Talenti, A., Nicolazzi, E.L., Chessa, S., Frattini, S., Moretti, R., Coizet, B., Nicoloso, L., Colli, L., Pagnacco, G., Stella, A., Ajmone-Marsan, P., Ptak, G., Crepaldi, P.
Journal of dairy science 2016 v.99 no.5 pp. 3646-3653
Saanen, data collection, discriminant analysis, genetic improvement, genome assembly, goats, kidding, microsatellite repeats, parentage, pedigree, single nucleotide polymorphism, uncertainty
Accurate pedigrees are essential to optimize genetic improvement and conservation of animal genetic resources. In goats, the use of mating groups and kidding management procedures hamper the identification of parentage. Small panels of single nucleotide polymorphisms (SNP) have been proposed in other species to substitute microsatellites for parentage assessment. Using data from the current GoatSNP50 chip, we developed a new 3-step procedure to identify a low-density SNP panel for highly accurate parentage assessment. Methodologies for SNP selection used in other species are less suitable in the goat because of uncertainties in the genome assembly. The procedure developed in this study is based on parent–offspring identification and on estimation of Mendelian errors, followed by canonical discriminant analysis identification and stepwise regression reduction. Starting from a reference sample of 109 Alpine goats with known pedigree relationships, we first identified a panel of 200 SNP that was further reduced to 2 final panels of 130 and 114 SNP with random coincidental match inclusion of 1.51×10−57 and 2.94×10−34, respectively.
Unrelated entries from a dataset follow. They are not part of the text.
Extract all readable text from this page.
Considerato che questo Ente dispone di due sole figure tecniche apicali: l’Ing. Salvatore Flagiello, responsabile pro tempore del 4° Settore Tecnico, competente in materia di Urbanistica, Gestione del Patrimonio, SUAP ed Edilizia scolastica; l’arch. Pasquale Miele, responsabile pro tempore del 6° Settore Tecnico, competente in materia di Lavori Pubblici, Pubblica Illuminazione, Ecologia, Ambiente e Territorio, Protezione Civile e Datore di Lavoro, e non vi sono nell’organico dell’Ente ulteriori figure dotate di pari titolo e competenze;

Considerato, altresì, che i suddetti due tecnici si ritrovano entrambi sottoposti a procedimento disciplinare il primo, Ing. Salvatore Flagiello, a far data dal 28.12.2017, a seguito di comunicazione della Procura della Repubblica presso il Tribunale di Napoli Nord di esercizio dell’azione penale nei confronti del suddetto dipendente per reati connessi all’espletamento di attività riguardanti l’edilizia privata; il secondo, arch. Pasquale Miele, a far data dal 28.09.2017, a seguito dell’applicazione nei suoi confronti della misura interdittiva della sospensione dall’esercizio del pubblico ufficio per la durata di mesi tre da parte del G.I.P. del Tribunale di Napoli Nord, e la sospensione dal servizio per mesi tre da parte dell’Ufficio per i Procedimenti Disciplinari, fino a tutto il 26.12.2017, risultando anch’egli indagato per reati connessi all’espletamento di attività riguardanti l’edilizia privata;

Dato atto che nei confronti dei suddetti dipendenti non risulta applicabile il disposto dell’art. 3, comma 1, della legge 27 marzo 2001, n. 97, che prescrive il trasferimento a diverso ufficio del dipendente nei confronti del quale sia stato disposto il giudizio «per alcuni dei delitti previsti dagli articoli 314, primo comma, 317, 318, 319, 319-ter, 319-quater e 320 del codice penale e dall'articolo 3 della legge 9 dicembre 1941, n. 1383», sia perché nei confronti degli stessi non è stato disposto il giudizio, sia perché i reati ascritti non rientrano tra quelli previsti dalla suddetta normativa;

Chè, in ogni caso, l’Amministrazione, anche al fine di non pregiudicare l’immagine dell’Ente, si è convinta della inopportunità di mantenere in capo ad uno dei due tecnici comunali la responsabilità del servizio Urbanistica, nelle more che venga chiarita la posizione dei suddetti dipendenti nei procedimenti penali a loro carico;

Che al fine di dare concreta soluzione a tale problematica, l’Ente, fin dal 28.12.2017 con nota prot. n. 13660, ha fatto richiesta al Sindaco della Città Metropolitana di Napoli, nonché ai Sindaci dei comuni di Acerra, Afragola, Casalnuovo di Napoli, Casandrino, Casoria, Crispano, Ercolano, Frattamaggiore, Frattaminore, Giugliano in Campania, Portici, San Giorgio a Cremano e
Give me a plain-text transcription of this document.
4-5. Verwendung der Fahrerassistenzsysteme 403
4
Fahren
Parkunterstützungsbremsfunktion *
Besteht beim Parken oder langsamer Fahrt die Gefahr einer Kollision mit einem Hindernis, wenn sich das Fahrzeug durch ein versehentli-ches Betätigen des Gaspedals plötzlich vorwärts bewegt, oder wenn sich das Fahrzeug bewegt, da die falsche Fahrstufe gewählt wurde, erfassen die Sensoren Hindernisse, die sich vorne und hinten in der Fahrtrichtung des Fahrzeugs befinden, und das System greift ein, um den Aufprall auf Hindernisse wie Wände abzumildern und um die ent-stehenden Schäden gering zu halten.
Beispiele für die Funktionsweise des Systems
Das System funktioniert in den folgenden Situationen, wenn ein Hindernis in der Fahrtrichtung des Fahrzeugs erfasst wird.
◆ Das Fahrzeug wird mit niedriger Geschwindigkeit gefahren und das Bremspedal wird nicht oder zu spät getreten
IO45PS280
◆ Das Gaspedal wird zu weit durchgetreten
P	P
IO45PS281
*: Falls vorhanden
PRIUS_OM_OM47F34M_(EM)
In our reference data set, all panels correctly identified all parent–offspring combinations, revealing a 40% pedigree error rate in the information provided by breeders. All reference trios were confirmed by official tests based on microsatellites. Panels were also tested on Saanen and Teramana breeds. Although the testing on a larger set of breeds in the reference population is still needed to validate these results, our findings suggest that our procedure could identify SNP panels for accurate parentage assessment in goats or in other species with unreliable marker positioning.